El comercio global de armas se ha convertido en una radiografía directa del poder mundial. Entre 2021 y 2025, las transferencias internacionales crecieron un 9,2 %, el mayor incremento en más de una década. Esto es una confirmación de que el sistema internacional ha entrado en una fase de rearme sostenido.
Detrás de ese crecimiento hay una estructura profundamente concentrada. Cinco países —Estados Unidos, Francia, Rusia, Alemania y China— controlan el 70 % de las exportaciones globales de armamento. En ese núcleo se define quién arma a quién, quién depende de quién y, en última instancia, cómo se configuran los equilibrios geopolíticos.
El dominio estadounidense de la guerra y el reordenamiento global
Estados Unidos domina la industria armamentista. Su participación en el mercado mundial pasó del 36 % al 42 % en apenas cinco años. Ningún otro país ha logrado ampliar su ventaja de forma tan clara.
Ese dominio se expresa en sus principales clientes. Arabia Saudita, Ucrania y Japón aparecen entre los mayores receptores de armamento estadounidense, lo que revela una estrategia que combina influencia en Medio Oriente, Europa del Este y Asia. Para el próximo año fiscal 2027, la Administración Trump ha propuesto un presupuesto de defensa de 1.5 billones de dólares, el más alto en la historia de ese país. El aumento del 40 – 50% pretende, según Washington, reforzar la producción militar y mejorar su flota naval.
Francia se consolida como segundo exportador global con el 9,8 %, mientras Alemania asciende al cuarto puesto y China mantiene su presencia en el top cinco. Pero el cambio más significativo ocurre con Rusia. Su caída del 64 % en exportaciones reduce su cuota al 6,8 %, en gran parte porque ha reorientado su producción hacia su propia guerra y ha perdido clientes tradicionales como China e India.
El resultado es un sistema en reconfiguración que es menos equilibrado, más dependiente de Washington y con actores emergentes que buscan espacio sin alterar la jerarquía central.
El mapa de los compradores de armas
Si los exportadores concentran el poder, los importadores definen la dinámica del mercado. Ucrania se ha convertido en el mayor receptor de armas del mundo, con el 9,7 % de las importaciones globales, tras un crecimiento sin precedentes en los últimos cuatro años, desde el inicio de la invasión rusa. Estados Unidos, Alemania y Polonia lideran ese suministro.
Este flujo ha transformado a Europa en el principal destino del armamento mundial. Las importaciones del continente crecieron un 210 %, impulsadas por la guerra en Ucrania y el temor a Rusia. Sin embargo, ese rearme revela una paradoja ya que casi la mitad de las armas que compra Europa provienen de Estados Unidos, consolidando una dependencia estratégica difícil de revertir.
En Asia, India se mantiene como segundo mayor importador, con el 8,2 % del total global, aunque diversifica proveedores entre Rusia, Francia e Israel. Pakistán, en cambio, refuerza su alineación con China, que cubre el 80 % de sus compras.

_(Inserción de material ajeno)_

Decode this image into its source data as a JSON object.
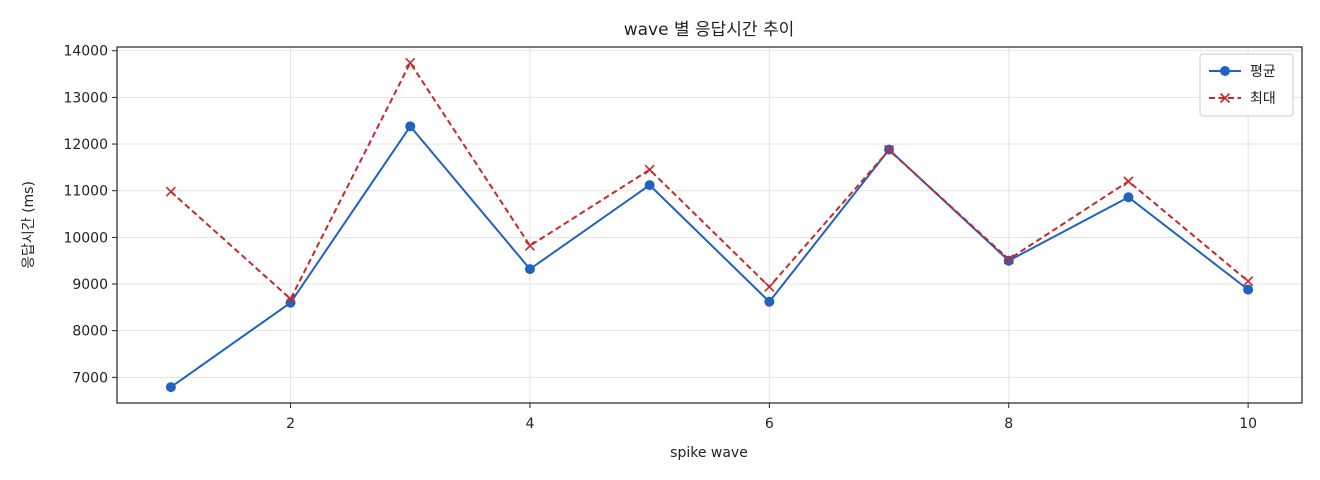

Oriente Medio sigue siendo un mercado clave. Arabia Saudita depende en un 77 % del armamento estadounidense, mientras Qatar y Kuwait consolidan su posición como grandes compradores. Aunque la región redujo ligeramente su volumen de importaciones, su peso estratégico se mantiene intacto.
La industria que alimenta la guerra
El crecimiento del comercio de armas se refleja con claridad en la industria. En 2025, las 100 mayores empresas del sector alcanzaron ingresos récord de 679.000 millones de dólares. La guerra en Ucrania, el conflicto en Gaza y el aumento del gasto militar global han impulsado pedidos, ampliaciones de capacidad y nuevas inversiones.
Europa y Estados Unidos lideran ese crecimiento, mientras que en Asia y Oceanía se observa una caída puntual debido a problemas internos en la industria china. Aun así, Japón y Corea del Sur muestran una expansión significativa, impulsada por la demanda internacional.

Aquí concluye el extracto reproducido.